THE MAN WHO RETIRED AT 30:

I didn’t start saving and investing particularly early, I just maintained this desire not to waste anything. So I got through my engineering degree debt-free — by working a lot and not owning a car — and worked pretty hard early on to move up a bit in the career, relocating from Canada to the United States, attracted by the higher salaries and lower cost of living.

Then my future wife and I moved in together and DIY-renovated a junky house into a nice one, kept old cars while our friends drove fancy ones, biked to work instead of driving, cooked at home and went out to restaurants less, and it all just added up to saving more than half of what we earned. We invested this surplus as we went, never inflating our already-luxurious lives, and eventually the passive income from stock dividends and a rental house was more than enough to pay for our needs (about $25,000 per year for our family of three, with a paid-off house and no other debt).

Our bread-and-butter living expenses are paid for by a single rental house we own, which generates about $25,000 per year after expenses. We also have stock index funds and 401(k) plans, which could boost that by about 50 percent without depleting principal if we ever needed it, but, so far, we can’t seem to spend more than $25,000 no matter how much we let loose. So the dividends just keep reinvesting.
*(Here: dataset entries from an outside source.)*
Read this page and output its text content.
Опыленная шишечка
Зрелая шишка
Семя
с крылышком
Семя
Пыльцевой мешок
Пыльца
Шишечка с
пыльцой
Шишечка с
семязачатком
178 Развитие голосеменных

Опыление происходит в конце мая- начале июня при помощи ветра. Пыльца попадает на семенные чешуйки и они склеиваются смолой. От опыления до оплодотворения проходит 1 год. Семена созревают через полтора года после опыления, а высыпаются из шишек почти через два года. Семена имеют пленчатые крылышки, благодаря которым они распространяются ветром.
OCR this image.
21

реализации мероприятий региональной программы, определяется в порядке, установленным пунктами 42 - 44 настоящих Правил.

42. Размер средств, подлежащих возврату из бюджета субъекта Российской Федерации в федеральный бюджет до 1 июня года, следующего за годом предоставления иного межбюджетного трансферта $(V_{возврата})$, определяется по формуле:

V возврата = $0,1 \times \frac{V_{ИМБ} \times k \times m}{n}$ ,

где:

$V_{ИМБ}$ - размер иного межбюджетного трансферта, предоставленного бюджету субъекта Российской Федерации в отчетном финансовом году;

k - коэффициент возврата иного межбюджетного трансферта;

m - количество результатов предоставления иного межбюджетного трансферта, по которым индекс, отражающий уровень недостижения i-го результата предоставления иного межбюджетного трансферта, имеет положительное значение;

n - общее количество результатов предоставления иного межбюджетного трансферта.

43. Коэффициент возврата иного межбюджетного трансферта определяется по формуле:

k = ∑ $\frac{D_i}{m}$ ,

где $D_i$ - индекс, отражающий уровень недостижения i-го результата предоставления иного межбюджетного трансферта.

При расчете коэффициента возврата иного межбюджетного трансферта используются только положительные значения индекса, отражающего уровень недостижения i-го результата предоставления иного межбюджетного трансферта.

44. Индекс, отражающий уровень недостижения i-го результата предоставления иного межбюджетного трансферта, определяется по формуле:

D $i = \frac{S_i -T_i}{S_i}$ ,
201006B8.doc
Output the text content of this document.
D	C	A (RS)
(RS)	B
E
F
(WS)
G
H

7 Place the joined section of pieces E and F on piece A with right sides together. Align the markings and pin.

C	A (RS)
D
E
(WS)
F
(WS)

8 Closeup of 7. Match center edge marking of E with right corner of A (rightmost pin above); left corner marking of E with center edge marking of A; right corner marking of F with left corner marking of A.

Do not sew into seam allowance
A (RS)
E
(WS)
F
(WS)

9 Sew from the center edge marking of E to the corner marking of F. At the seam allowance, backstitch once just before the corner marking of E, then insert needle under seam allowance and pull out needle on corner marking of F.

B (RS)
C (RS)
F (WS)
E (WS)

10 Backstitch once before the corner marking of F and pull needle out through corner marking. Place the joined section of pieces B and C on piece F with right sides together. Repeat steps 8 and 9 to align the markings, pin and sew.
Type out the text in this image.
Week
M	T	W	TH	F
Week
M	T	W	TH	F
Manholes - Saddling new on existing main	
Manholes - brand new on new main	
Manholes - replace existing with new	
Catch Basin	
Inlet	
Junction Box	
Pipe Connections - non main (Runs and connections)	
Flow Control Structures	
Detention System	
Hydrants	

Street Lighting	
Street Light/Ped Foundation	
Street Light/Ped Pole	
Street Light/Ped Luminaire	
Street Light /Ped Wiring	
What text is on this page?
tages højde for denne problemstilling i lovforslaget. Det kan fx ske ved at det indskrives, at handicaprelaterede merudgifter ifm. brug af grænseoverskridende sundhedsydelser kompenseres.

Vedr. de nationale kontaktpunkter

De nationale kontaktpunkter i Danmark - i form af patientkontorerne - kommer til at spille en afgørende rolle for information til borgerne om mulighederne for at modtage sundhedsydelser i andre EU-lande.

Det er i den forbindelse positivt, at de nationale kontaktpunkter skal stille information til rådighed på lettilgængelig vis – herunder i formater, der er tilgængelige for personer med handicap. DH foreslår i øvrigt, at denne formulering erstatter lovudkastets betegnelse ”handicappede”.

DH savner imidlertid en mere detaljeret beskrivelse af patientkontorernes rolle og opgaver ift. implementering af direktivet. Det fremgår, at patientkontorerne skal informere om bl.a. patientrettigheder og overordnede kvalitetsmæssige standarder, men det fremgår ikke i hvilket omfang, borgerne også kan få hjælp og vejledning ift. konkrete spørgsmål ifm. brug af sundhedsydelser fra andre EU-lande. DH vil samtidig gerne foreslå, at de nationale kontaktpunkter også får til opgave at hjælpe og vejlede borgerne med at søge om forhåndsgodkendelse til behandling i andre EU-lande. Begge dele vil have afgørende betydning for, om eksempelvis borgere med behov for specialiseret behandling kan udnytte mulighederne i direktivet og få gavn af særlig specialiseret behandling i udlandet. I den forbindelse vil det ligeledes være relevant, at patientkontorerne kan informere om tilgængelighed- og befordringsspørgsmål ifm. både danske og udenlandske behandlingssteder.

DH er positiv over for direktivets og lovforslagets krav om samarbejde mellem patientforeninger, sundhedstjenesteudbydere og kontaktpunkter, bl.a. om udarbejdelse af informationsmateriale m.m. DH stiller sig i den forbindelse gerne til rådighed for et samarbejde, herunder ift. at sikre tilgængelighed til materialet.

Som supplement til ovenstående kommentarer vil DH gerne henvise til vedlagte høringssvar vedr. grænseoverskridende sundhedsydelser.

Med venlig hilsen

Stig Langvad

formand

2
Read the whole thing. This is a bit extreme — and if you’re managing rental property, you’re not entirely retired — but most people can save a lot more than they think they can, if they try.

Plus:

“Little” things that are only a few hundred dollars a month add up to hundreds of thousands of dollars shockingly fast. But the lack of this understanding of the numbers is what keeps most middle-class people from getting ahead.

That’s the advice my grandfather gave me: People spend a lot of time agonizing over big purchases, he said, but it’s the nickel-and-dime stuff that gets you over time. He’s right about the importance of habit, too.

UPDATE: I’d note that this isn’t inconsistent with Robert Heinlein’s marital advice: “Budget the luxuries first.” The key word there is budget. If you do it right, you can probably manage to save more than you expect, without feeling deprived.

Plus, note this observation from David Freddoso: “In today’s America, it’s easier than ever to get by just barely, and harder than ever to get ahead.”